Capter 6 - File not found in training, but file is in validation dir

ubiest · April 16, 2021, 7:20am

Hello Fastai crew!

First post here…
Context - notebook 06 - multicat

Created a dataset consisting of one csv, plus train and validate folders with their respective pictures.

The csv file I created has the same format as in the exercise. However, when I train via learn.fine_tune(), the error message FileNotFoundError: [Errno 2] No such file or directory: '/content/gdrive/MyDrive/dest/dataset11/**train**/a-020_label_85.jpg
However, this file is in reality in the validation set.

Code for the data loaders:
dblock = DataBlock(blocks=(ImageBlock, MultiCategoryBlock),
splitter=splitter,
get_x=get_x,
get_y=get_y,
item_tfms = RandomResizedCrop(128, min_scale=0.35))

dls = dblock.dataloaders(df)

And the other relevant functions:
def get_x( r ): return path/'train'/r['fname']
def get_y( r ): return r['labels'].split(' ')

`def splitter(df):`
    `train = df.index[df['is_valid'] == 0].tolist()`
    `valid = df.index[df['is_valid'] == 1].tolist()`
    `return train,valid`

Can you share some insight as to what might be causing the confusion between training and validation sets?

thanks in advance!

thatgeeman · April 16, 2021, 9:20am

Update:
In the muticat notebook, for the PASCAL_2007 dataset, the folders are structured like so:

pascal

And for setting up the DataBlock, we used everything in the train/ folder and split the data set based on the accompanying train.csv file’s is_valid column.

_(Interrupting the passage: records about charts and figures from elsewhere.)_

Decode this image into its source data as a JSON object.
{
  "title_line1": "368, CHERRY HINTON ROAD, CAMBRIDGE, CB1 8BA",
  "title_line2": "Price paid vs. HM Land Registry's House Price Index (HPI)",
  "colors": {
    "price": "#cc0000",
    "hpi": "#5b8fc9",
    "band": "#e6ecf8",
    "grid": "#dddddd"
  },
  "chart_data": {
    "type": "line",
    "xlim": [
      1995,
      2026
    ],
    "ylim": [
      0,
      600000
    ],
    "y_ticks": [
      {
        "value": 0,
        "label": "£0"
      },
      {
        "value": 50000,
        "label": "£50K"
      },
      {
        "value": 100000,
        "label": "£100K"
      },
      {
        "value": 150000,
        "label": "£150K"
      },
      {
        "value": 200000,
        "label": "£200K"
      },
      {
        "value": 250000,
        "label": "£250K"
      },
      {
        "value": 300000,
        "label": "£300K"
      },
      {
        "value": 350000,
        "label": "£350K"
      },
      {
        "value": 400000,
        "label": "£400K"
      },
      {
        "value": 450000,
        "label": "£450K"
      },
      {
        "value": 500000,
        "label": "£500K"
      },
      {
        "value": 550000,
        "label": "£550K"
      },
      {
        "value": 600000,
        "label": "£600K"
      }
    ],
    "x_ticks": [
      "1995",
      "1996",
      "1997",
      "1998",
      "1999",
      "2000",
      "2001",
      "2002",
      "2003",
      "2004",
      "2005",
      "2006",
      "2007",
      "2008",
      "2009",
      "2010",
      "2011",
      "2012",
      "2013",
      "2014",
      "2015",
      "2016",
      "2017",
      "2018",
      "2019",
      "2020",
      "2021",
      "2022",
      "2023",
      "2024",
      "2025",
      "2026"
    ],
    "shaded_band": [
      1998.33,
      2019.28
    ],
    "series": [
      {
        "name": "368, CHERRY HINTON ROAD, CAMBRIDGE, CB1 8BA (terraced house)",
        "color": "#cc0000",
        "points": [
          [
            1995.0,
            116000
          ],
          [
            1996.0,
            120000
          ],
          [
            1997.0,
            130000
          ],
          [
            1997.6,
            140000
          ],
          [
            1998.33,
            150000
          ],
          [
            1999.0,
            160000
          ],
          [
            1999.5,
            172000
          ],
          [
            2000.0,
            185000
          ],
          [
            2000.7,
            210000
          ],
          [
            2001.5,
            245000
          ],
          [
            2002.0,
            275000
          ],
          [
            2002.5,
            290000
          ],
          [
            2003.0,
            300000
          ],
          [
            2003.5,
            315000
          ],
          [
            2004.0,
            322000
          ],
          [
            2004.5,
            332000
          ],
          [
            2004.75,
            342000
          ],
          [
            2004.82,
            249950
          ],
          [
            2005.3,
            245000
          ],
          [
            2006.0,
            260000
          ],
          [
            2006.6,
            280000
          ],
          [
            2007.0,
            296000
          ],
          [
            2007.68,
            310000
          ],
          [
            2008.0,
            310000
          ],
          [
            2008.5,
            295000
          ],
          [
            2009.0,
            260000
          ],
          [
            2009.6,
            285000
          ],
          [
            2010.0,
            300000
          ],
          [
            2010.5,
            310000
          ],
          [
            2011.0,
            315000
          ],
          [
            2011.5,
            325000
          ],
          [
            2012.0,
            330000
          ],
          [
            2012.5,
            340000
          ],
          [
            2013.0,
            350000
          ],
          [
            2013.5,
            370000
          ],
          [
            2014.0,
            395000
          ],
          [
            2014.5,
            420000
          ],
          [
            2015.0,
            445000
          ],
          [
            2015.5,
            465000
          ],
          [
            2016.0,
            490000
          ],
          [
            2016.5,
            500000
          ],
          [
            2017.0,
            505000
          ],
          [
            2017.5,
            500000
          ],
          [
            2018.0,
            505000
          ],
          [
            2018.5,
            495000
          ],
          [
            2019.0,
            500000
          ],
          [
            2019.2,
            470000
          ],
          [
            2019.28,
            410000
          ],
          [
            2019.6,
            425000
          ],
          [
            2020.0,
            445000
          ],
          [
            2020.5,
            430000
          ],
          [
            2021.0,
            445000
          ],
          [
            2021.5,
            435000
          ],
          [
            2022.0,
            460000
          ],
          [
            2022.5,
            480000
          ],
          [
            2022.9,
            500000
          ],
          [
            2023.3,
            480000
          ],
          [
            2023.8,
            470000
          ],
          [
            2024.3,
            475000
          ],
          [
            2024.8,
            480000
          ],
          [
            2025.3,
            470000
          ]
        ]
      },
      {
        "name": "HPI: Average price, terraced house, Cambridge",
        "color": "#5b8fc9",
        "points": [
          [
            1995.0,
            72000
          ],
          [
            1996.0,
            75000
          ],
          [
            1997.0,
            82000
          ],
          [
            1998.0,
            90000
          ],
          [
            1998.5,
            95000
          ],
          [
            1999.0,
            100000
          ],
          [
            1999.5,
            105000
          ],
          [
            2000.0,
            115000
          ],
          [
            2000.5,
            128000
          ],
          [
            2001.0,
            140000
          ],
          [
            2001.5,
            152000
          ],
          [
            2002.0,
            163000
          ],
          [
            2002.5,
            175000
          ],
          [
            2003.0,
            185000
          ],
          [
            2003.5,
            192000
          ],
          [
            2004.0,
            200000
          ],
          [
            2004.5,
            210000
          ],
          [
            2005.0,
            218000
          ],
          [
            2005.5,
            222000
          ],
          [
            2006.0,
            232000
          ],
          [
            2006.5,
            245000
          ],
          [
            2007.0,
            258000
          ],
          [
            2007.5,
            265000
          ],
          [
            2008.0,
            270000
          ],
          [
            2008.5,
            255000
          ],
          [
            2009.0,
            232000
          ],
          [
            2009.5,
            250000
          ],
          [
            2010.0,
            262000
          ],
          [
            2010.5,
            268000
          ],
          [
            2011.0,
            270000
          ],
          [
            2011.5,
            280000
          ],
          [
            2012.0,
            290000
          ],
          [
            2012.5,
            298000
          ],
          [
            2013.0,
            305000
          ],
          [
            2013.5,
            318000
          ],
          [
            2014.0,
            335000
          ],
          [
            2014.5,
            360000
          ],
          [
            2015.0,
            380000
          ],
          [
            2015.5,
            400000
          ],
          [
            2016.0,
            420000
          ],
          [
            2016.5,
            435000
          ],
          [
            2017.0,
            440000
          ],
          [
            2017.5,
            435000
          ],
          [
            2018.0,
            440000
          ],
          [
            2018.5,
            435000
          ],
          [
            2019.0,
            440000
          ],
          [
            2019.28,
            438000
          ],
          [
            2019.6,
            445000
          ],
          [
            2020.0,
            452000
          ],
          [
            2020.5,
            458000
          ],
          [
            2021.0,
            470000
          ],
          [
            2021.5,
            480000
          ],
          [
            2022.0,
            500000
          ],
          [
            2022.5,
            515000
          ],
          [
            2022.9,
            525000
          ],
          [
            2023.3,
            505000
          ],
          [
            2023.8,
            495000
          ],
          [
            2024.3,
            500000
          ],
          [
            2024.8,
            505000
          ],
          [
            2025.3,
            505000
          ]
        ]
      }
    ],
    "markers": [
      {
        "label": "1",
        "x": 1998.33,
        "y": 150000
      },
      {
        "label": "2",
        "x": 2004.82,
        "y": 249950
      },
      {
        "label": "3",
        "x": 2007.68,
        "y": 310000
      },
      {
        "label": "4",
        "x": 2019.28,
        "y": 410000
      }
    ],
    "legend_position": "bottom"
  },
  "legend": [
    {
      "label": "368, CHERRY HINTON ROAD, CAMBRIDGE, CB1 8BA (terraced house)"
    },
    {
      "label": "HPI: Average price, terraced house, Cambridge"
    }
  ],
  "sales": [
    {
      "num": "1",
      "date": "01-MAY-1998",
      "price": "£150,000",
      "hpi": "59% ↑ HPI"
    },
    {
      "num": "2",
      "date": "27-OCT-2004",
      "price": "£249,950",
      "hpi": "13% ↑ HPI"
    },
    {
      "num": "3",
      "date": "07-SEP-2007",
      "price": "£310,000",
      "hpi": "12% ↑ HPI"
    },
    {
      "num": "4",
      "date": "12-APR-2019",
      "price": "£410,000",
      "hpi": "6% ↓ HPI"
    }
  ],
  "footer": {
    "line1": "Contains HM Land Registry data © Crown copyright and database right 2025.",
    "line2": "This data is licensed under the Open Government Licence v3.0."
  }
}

In your case though, you have two separate folders for train and valid. Therefore get_x() has to be updated somehow to return the full path, including the subdirectory path. Maybe you can prepend to fname in train.csv, the parent directory with awk or apply and try my previous answer.

Maybe something like this

p = lambda x: path/'valid/' if x else path/'train/'
df['fname_full'] = df['is_valid'].apply(p)/df['fname']

Now the column fname_full has the full path to the file.

Previous answer

I’m not sure, but with what you have provided, it looks like you want to return return r['fname'] in get_x(r) instead.

ubiest · April 16, 2021, 12:15pm

Thanks @thatgeeman, that was it… I thought there were train/ valid/ test/ directories, rather than just train/ test/.
Therefore, I see I have two options
a) leave my df as is fine, and copy the iimage files from valid/ into train/ and use the original code, or
b) change the df as you suggest, and keep the folders as is.

Thanks for the great in-depth answer!